Now that I’m 27, I’m asking a more holistic question that prioritizes my true desires: “How do I create a life where I spend more time doing things I love and less time doing things I don’t love?”

Answer: Save enough money to never work for a paycheck again and start incorporating the things I love into my daily life right now.

This is my path to financial independence, or in other words, a work-optional life where I do not need a job for money’s sake (passion-driven work is another story).

The best predictor of when I will reach financial independence is my current savings rate.

Savings Rate = money not spent / my post-tax paychecks

To calculate this and understand if this lifestyle feels sustainable, I first need to know where my money goes and how much of it.

Since January 1st, 2019, I’ve manually tracked every one of my expenses in a spreadsheet. If I spent money, it’s a line item: rent, car insurance, dinner dates, ride shares, a new dress, cash tips, donations, a cup of coffee. Every single thing. 

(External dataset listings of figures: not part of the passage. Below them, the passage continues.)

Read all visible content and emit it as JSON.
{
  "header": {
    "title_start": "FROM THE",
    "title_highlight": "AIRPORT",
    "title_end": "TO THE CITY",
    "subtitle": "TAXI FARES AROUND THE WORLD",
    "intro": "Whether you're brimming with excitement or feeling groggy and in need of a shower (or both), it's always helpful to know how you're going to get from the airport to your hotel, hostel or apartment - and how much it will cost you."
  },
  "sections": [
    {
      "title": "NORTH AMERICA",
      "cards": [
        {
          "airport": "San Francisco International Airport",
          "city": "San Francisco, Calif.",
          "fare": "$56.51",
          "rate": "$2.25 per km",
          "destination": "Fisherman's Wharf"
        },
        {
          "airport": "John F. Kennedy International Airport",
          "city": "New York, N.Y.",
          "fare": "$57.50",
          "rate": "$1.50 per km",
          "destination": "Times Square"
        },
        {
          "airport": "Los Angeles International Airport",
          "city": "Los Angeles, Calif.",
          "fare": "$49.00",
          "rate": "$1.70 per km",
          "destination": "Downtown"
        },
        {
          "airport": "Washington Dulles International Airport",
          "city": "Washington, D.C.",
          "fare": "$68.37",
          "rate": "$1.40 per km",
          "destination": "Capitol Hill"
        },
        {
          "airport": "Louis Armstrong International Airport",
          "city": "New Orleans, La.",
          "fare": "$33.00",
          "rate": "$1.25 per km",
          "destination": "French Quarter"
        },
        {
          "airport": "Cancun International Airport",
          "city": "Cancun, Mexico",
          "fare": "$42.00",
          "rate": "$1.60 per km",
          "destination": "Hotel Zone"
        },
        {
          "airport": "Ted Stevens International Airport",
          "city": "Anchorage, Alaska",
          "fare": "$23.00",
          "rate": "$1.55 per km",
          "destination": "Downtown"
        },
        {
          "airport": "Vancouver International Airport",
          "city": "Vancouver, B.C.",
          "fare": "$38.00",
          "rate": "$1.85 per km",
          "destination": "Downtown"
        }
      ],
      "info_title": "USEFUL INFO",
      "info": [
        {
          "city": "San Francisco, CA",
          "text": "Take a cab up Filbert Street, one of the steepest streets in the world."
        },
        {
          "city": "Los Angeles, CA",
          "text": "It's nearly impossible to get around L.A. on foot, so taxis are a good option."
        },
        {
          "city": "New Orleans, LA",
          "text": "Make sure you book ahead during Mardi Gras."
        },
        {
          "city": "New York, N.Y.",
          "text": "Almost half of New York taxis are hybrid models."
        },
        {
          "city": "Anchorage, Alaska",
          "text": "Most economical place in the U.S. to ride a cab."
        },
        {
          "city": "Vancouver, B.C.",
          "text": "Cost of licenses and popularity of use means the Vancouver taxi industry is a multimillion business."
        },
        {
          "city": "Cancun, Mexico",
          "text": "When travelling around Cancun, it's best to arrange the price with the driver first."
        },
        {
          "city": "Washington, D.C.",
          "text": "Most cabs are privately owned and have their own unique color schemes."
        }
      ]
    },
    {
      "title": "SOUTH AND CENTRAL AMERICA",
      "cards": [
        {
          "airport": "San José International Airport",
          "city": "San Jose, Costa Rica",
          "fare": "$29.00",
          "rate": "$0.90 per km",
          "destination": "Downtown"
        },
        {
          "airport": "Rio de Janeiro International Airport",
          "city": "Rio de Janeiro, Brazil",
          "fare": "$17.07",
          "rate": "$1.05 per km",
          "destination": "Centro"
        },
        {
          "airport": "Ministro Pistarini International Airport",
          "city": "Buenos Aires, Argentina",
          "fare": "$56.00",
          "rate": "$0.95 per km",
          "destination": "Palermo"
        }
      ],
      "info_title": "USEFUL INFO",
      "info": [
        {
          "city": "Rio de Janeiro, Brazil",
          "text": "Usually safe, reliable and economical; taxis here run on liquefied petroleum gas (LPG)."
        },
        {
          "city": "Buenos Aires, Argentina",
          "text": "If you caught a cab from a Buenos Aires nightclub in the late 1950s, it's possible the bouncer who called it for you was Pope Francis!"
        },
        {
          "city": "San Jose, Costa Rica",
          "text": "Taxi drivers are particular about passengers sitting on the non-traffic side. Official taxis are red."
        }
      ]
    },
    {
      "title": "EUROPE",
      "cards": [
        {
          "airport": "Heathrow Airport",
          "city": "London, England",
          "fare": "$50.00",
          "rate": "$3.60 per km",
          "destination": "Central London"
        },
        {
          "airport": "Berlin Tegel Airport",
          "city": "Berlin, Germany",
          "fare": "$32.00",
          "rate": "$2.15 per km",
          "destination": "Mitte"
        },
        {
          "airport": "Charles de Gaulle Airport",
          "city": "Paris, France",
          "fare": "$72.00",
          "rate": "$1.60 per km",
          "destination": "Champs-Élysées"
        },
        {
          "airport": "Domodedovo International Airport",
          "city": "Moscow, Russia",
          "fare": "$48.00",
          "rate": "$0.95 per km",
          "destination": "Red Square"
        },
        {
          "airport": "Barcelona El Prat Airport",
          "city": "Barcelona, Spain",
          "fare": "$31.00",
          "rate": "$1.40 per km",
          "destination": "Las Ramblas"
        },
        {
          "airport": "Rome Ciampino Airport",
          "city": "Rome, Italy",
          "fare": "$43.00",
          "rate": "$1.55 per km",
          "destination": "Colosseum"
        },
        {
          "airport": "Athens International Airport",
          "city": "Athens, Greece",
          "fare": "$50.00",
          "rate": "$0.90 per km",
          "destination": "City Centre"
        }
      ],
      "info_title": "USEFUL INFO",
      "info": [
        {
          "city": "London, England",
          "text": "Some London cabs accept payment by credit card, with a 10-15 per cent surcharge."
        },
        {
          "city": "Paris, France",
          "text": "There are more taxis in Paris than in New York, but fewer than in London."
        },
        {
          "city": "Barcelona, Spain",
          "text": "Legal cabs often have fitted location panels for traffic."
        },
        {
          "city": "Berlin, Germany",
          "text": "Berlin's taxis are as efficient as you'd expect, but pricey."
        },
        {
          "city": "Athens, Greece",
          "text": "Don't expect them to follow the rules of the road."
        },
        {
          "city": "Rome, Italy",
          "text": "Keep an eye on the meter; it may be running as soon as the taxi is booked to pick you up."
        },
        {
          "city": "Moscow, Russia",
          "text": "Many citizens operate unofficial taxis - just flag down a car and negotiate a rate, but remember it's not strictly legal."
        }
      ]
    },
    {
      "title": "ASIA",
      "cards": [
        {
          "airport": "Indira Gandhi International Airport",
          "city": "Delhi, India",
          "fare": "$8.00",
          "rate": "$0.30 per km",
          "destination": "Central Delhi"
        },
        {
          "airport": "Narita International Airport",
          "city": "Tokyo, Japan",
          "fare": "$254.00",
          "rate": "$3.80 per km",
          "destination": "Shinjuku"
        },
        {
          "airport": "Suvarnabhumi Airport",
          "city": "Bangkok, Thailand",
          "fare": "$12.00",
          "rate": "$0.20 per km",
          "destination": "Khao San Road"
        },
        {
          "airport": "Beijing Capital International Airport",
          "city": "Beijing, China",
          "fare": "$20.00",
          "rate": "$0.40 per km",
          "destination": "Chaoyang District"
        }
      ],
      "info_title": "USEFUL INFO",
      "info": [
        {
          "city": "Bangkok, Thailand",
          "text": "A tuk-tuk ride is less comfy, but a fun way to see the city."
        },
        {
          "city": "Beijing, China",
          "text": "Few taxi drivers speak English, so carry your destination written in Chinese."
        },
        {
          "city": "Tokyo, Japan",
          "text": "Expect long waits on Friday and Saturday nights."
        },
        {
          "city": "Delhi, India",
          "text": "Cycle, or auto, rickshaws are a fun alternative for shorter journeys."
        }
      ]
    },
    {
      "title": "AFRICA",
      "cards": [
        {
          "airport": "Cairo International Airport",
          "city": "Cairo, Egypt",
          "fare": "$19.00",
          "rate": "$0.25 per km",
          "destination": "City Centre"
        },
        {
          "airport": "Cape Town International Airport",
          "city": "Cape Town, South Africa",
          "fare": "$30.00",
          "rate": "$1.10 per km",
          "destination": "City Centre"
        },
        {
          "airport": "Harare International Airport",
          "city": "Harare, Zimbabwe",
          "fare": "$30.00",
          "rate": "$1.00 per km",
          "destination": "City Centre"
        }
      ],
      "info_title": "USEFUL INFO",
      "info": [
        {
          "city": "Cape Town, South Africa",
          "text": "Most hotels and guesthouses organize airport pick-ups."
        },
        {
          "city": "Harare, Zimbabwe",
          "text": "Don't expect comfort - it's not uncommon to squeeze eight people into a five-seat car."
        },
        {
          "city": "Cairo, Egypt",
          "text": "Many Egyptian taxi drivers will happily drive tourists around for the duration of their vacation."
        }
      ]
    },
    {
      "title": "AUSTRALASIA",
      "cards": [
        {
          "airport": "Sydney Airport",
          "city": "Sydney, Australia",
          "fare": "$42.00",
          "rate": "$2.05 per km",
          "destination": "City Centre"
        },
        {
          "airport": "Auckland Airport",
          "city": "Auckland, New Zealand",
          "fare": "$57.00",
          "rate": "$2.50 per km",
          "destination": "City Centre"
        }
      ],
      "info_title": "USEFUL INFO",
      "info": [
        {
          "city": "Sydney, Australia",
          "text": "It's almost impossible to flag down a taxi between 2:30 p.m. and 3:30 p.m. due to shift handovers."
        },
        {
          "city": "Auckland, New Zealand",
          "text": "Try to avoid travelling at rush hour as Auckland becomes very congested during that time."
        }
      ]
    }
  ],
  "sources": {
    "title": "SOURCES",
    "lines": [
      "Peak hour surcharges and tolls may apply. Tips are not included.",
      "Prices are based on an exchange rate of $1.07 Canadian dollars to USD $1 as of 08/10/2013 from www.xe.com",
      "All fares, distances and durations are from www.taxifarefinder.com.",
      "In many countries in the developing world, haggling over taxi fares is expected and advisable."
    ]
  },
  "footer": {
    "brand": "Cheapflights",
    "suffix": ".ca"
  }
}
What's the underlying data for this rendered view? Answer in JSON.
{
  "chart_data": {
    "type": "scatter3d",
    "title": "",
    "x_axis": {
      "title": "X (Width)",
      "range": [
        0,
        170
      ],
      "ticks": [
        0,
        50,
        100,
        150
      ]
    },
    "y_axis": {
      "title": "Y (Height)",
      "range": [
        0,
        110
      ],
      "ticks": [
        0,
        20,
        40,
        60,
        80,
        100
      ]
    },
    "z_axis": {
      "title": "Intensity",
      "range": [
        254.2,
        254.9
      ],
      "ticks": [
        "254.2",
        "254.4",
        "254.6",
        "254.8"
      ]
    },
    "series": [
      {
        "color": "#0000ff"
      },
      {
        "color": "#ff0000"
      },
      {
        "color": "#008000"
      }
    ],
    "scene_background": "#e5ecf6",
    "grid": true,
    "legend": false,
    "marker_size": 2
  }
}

Here’s an overview of my June 2019 spending (this is just a portion of my monthly savings tracker):

My June savings rate was 48%.

In other words, Present Connie lived on 52% of her earnings and paid Future Connie 48%+ of her earnings (if you account for compound interest). How generous of me. 😊

The chart below is a projection of my retirement dates based on four different savings rates. I used a calculator that considered my current net worth + static income, and assumed a 5% return on investment and 4% withdrawal rate. The withdrawal rate is based on the Trinity Study, which shows 4% as the magic annual amount you can spend while making your wealth last “forever”/until you die. (A big statement, I know, details and arguments for/against it are all linked at the bottom on Mr. Money Mustache’s site)

I understand this is a very rough ballpark estimate—one that doesn’t account for pay increases, children, and unforeseen events like freak accidents (see: children) or winning the lottery. However, it is a spectacular way to quantify the factors that are predictable. More importantly, it is putting a price tag on the lifestyle I lead now and showing me exactly how my behavior shapes my future. Wild.

I’m not waiting until I’m 67 to retire. And if I continue to live and save as I do, I won’t have to.

I’ve made an active decision that I’d rather make small sacrifices now to take back potentially 20-30 years of my life, one where a week is measured in 168 hours and I’m free to plan my daily schedule around nothing more than sunrise and sunset.

This isn’t to say I despise my job or feel the paid workforce is something I desperately need to escape. Rather, it’s recognizing how happiness is entirely achievable on my own terms. My life does not have to align to societal norms of grinding until your golden years. There are things within my control right now that can increase the amount of freedom, flexibility, and stability I have in my 40s and beyond. That is powerful.

Beyond financial independence, this has been a way to self-soothe when I’m dealing with mental health issues like depression and anxiety. During the lows, it’s hard to believe my own mind. What I love about following a financial journey is data and numbers do not lie. They are objective and therefore more reliable than my scrambled and emotional mind at times.

  • I may feel overwhelmed by work, but I can ground myself in the fact that I only have to do this for 15 more years if I stay disciplined—a whopping 25% of my total working years are already behind me.
  • I may dread a Monday, but I can aim for 40% savings rate this month, which if sustained would eliminate 1,000+ Sunday Scaries from my future.

Talking about financial planning can be dry and boring, I get it. But when I think about the rewards of a future life I could have, my self-made freedom, it hits like whiskey. It’s the most romantic thing I’ve ever done. The safest drug and the highest high.

I’m a madwoman sunbathing in my laptop light, toggling account tabs, and reformatting formulas. I’m at the beginning of learning to make this work for me, yet I’m already in more control than I’ve ever been.